The words slammed into her. She exhaled, shaky, unsure if she heard him right.
But he kept going.
“I tried to pray it away,” he said. “I tried to fast. I read Qur’an, I made du’a, I even asked Allah to replace it with something easier. But Lina…” His voice cracked. “It never left. It only got louder.”
Tears welled in her eyes.
“Ayaan—”
“I’m not your brother.” His voice turned sharp, desperate. “I never was. They said we were siblings, but my heart never listened. Not when you were twelve and you fell asleep on the couch next to me. Not when you were sixteen and wore your first black abaya and I couldn’t breathe because of how beautiful you looked. Not even now.”
Lina’s lip trembled.
“I thought it was haram,” she whispered. “I thought I was disgusting for feeling the same.”
Ayaan shook his head quickly. “It’s not haram to feel, Lina. That’s what the Imam told me. We’re not blood. Not fostered. We’re mahram only by assumption—by how the world sees us. Not by what’s real.”
She stared at him, speechless.
“I love you,” he said softly. “I think I’ve loved you since I was fourteen. Maybe earlier. I just didn’t have the words back then.”
Lina moved slowly, crawled across the wooden floor to him. She sat in front of him, knees touching his.
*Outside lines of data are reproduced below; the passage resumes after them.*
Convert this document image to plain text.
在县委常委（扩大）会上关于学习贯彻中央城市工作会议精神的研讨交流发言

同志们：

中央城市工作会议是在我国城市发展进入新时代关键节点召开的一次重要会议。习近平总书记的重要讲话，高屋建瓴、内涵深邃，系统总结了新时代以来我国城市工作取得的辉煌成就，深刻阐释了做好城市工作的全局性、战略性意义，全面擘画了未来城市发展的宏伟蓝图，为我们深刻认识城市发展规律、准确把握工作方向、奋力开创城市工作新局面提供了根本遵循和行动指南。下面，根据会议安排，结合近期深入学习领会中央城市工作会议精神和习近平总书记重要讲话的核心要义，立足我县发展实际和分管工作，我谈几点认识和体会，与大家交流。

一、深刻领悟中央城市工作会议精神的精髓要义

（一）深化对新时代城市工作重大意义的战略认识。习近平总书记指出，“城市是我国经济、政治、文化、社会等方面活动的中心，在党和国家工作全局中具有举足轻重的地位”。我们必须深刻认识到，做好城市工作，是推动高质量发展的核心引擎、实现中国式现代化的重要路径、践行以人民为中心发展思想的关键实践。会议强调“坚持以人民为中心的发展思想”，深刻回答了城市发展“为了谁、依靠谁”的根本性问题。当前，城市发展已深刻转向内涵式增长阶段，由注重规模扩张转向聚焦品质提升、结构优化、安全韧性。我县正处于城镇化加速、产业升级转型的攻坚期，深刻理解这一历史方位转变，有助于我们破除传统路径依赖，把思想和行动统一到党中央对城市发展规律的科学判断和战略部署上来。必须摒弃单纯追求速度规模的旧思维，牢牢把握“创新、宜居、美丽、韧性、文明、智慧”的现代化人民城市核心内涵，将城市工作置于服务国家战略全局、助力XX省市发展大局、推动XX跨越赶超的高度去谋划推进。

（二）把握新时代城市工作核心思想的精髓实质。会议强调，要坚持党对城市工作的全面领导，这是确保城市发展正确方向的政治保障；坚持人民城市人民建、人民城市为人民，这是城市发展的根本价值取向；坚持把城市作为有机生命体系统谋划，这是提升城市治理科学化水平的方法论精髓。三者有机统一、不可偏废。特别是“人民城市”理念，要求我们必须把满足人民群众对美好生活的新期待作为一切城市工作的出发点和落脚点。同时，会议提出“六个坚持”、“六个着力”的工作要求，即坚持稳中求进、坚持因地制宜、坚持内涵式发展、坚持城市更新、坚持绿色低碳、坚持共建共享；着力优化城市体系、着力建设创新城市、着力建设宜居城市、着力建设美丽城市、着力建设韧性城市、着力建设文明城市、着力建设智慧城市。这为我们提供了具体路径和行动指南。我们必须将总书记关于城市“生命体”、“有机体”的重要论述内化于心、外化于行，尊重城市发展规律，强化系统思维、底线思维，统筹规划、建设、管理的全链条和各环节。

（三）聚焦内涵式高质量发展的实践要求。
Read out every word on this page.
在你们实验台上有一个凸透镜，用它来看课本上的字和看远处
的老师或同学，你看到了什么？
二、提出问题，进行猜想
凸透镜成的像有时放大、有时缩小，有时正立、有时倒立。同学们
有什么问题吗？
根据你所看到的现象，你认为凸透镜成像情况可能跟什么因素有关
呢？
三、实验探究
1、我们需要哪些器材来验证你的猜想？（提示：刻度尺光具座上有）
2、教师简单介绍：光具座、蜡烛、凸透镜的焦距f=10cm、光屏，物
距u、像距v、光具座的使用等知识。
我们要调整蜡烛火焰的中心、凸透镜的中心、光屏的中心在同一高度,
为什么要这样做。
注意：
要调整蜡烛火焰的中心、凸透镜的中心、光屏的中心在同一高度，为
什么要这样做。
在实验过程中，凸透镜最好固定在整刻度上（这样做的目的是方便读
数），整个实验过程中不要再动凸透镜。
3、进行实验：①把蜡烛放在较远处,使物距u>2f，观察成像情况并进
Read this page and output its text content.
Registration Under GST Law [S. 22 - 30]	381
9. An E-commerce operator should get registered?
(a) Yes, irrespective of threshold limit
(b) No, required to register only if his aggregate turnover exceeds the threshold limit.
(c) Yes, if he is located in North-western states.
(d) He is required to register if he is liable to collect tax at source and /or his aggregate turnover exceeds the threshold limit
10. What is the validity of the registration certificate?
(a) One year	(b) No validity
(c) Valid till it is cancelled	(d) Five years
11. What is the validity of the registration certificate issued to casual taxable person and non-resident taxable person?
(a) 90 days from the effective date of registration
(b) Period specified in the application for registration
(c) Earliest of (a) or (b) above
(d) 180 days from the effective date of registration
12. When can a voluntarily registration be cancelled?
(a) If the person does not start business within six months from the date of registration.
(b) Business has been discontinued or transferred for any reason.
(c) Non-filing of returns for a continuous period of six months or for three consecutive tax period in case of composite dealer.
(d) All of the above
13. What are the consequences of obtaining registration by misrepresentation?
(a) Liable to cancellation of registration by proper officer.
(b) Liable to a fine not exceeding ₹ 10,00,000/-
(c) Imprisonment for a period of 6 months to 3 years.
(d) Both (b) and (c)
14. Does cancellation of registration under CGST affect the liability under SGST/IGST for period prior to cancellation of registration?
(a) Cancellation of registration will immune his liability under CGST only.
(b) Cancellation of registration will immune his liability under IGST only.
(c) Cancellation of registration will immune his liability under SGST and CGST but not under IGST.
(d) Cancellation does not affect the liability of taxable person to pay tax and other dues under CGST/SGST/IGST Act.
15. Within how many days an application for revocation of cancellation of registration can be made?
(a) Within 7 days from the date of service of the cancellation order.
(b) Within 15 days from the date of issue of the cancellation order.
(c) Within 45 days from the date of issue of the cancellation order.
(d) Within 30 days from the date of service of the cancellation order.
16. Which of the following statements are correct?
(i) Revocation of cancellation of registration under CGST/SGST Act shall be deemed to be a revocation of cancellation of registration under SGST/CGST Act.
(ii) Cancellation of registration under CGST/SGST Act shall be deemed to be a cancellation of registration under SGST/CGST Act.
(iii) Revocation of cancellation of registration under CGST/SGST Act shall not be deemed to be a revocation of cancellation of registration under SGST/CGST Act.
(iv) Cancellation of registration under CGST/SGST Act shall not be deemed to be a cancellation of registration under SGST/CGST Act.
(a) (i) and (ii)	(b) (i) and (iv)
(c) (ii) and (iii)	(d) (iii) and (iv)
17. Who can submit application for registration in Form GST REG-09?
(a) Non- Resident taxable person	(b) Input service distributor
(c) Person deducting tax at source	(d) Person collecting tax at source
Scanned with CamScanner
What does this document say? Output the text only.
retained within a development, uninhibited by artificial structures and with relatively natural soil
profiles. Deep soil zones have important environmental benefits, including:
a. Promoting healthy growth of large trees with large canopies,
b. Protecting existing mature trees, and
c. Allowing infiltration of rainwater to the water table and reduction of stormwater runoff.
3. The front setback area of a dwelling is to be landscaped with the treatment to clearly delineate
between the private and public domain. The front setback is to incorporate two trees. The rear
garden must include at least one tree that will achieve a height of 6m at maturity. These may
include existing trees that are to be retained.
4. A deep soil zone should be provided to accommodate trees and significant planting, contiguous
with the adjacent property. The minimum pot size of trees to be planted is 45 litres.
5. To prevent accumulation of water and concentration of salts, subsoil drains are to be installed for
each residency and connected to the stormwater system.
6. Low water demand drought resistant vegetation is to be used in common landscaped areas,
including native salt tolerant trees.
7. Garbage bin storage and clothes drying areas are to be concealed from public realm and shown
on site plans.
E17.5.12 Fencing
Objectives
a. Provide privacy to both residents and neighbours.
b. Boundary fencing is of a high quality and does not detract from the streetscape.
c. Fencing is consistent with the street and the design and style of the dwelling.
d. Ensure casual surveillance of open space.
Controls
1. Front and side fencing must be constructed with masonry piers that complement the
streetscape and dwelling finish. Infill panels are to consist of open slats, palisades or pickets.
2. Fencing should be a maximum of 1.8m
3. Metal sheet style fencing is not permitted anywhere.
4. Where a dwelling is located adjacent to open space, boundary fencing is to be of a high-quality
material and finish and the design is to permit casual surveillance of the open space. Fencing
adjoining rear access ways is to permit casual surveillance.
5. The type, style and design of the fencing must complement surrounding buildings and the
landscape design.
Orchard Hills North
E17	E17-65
Her hands trembled as she reached up and touched the side of his face.
His breath hitched.
“Say it again,” she whispered.
“I love you.”
She leaned forward, forehead against his. Her scarf brushed his jaw. For a moment, all the noise of guilt and shame faded.
And then—he kissed her.
Not out of desire. Not recklessly. But like he’d been holding his breath for years and only now remembered how to exhale.
Soft. Short. Trembling.
Lina gasped, pulling back, heart racing. “We shouldn’t have—”
“I know.”
“Then why—”
“Because I wanted to remember it. Before I let it go again.”
She stared at him.
He smiled, brokenly. “I’m not touching you again, Lina. Not until I can do it in the open. In front of Allah. I want to fix this the right way.”
Her chest ached.
“You mean… marriage?”
“Eventually. When we’re ready. When our parents aren’t blindsided. When your wali approves. But I’m not hiding anymore.”
Lina’s throat tightened. “You really think they’ll let us?”
“I think Allah already did.”
And in that moment, she believed him.
Because the pain between them had never come from the feeling itself.
It came from the hiding.
The pretending.
The lies they told themselves to keep the peace.
But now they had truth. And that was a start.
---
That night, she didn’t cry herself to sleep for the first time in months.
Instead, she wrote in her journal:
> “He kissed me. Then promised he wouldn’t touch me again. That’s how I know it’s love.”